La posible implementación de estos aranceles amenaza con impactar exportaciones indias a México por un valor cercano a los 2 mil millones de dólares, afectando industrias clave como la automotriz, textil y metalúrgica. En 2024, India exportó al mercado mexicano bienes por un monto superior a 5 mil 700 millones de dólares, con productos como vehículos, autopartes y textiles como protagonistas del intercambio comercial.

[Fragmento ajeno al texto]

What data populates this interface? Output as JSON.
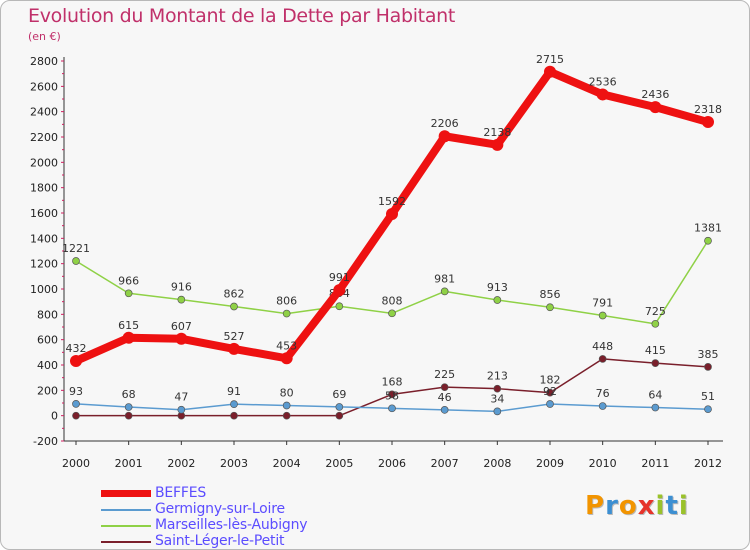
{
  "header": {
    "title": "Evolution du Montant de la Dette par Habitant",
    "unit": "(en €)"
  },
  "brand": {
    "letters": [
      "P",
      "r",
      "o",
      "x",
      "i",
      "t",
      "i"
    ],
    "colors": [
      "#f29400",
      "#3c8fd2",
      "#f29400",
      "#e6332a",
      "#9ac22a",
      "#3c8fd2",
      "#9ac22a"
    ]
  },
  "chart_data": {
    "type": "line",
    "x": [
      "2000",
      "2001",
      "2002",
      "2003",
      "2004",
      "2005",
      "2006",
      "2007",
      "2008",
      "2009",
      "2010",
      "2011",
      "2012"
    ],
    "ylim": [
      -200,
      2800
    ],
    "yticks": [
      "-200",
      "0",
      "200",
      "400",
      "600",
      "800",
      "1000",
      "1200",
      "1400",
      "1600",
      "1800",
      "2000",
      "2200",
      "2400",
      "2600",
      "2800"
    ],
    "grid": false,
    "legend_position": "bottom",
    "series": [
      {
        "name": "Saint-Léger-le-Petit",
        "color": "#7a1f2b",
        "thick": false,
        "values": [
          0,
          0,
          0,
          0,
          0,
          0,
          168,
          225,
          213,
          182,
          448,
          415,
          385
        ],
        "labels": [
          "",
          "",
          "",
          "",
          "",
          "",
          "168",
          "225",
          "213",
          "182",
          "448",
          "415",
          "385"
        ]
      },
      {
        "name": "Germigny-sur-Loire",
        "color": "#5b9bd0",
        "thick": false,
        "values": [
          93,
          68,
          47,
          91,
          80,
          69,
          58,
          46,
          34,
          92,
          76,
          64,
          51
        ],
        "labels": [
          "93",
          "68",
          "47",
          "91",
          "80",
          "69",
          "58",
          "46",
          "34",
          "92",
          "76",
          "64",
          "51"
        ]
      },
      {
        "name": "Marseilles-lès-Aubigny",
        "color": "#8fd146",
        "thick": false,
        "values": [
          1221,
          966,
          916,
          862,
          806,
          864,
          808,
          981,
          913,
          856,
          791,
          725,
          1381
        ],
        "labels": [
          "1221",
          "966",
          "916",
          "862",
          "806",
          "864",
          "808",
          "981",
          "913",
          "856",
          "791",
          "725",
          "1381"
        ]
      },
      {
        "name": "BEFFES",
        "color": "#ee1111",
        "thick": true,
        "values": [
          432,
          615,
          607,
          527,
          453,
          991,
          1592,
          2206,
          2138,
          2715,
          2536,
          2436,
          2318
        ],
        "labels": [
          "432",
          "615",
          "607",
          "527",
          "453",
          "991",
          "1592",
          "2206",
          "2138",
          "2715",
          "2536",
          "2436",
          "2318"
        ]
      }
    ],
    "legend_order": [
      "BEFFES",
      "Germigny-sur-Loire",
      "Marseilles-lès-Aubigny",
      "Saint-Léger-le-Petit"
    ]
  }
}
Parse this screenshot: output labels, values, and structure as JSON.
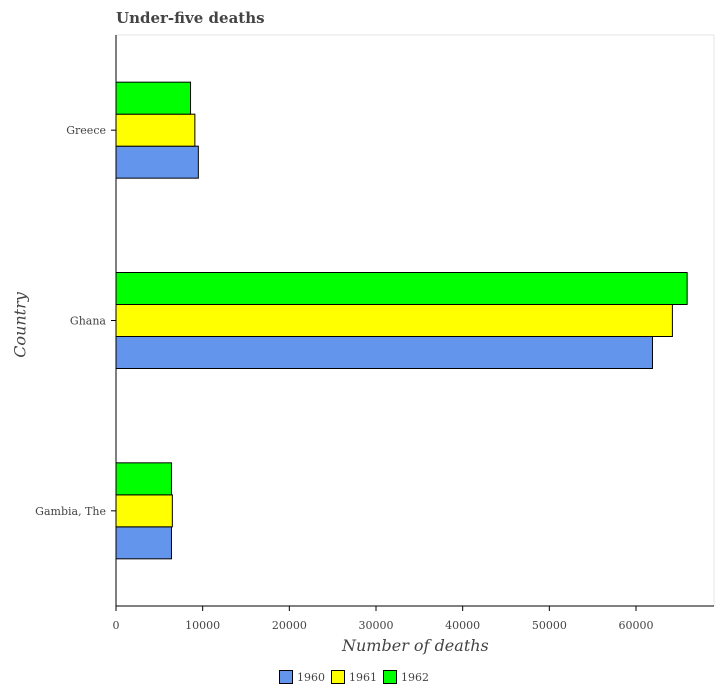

La reacción de la parte india busca encontrar soluciones que permitan preservar el flujo comercial bilateral frente a cambios en las políticas arancelarias mexicanas.
Las autoridades mexicanas defienden las reformas a la Ley de Impuestos Generales de Importación y Exportación como un instrumento para fortalecer la producción local y corregir desequilibrios comerciales, además de alinearse con estrategias regionales ante la revisión de acuerdos comerciales como el T-MEC. Sin embargo, la decisión ha generado preocupación entre empresas y gobiernos de países sin acuerdos preferenciales, que buscan reducir barreras y asegurar acceso a mercados estratégicos, como es el caso de India.
Los esfuerzos diplomáticos entre México e India continúan, con un enfoque en concretar diálogos que permitan llegar a un entendimiento mutuamente beneficioso. La propuesta de un acuerdo comercial preferente se perfila como una alternativa para mitigar posibles pérdidas y fomentar un entorno de cooperación económica más estable, mientras se ajustan las políticas comerciales internas de cada país para responder a las dinámicas globales y regionales del comercio internacional.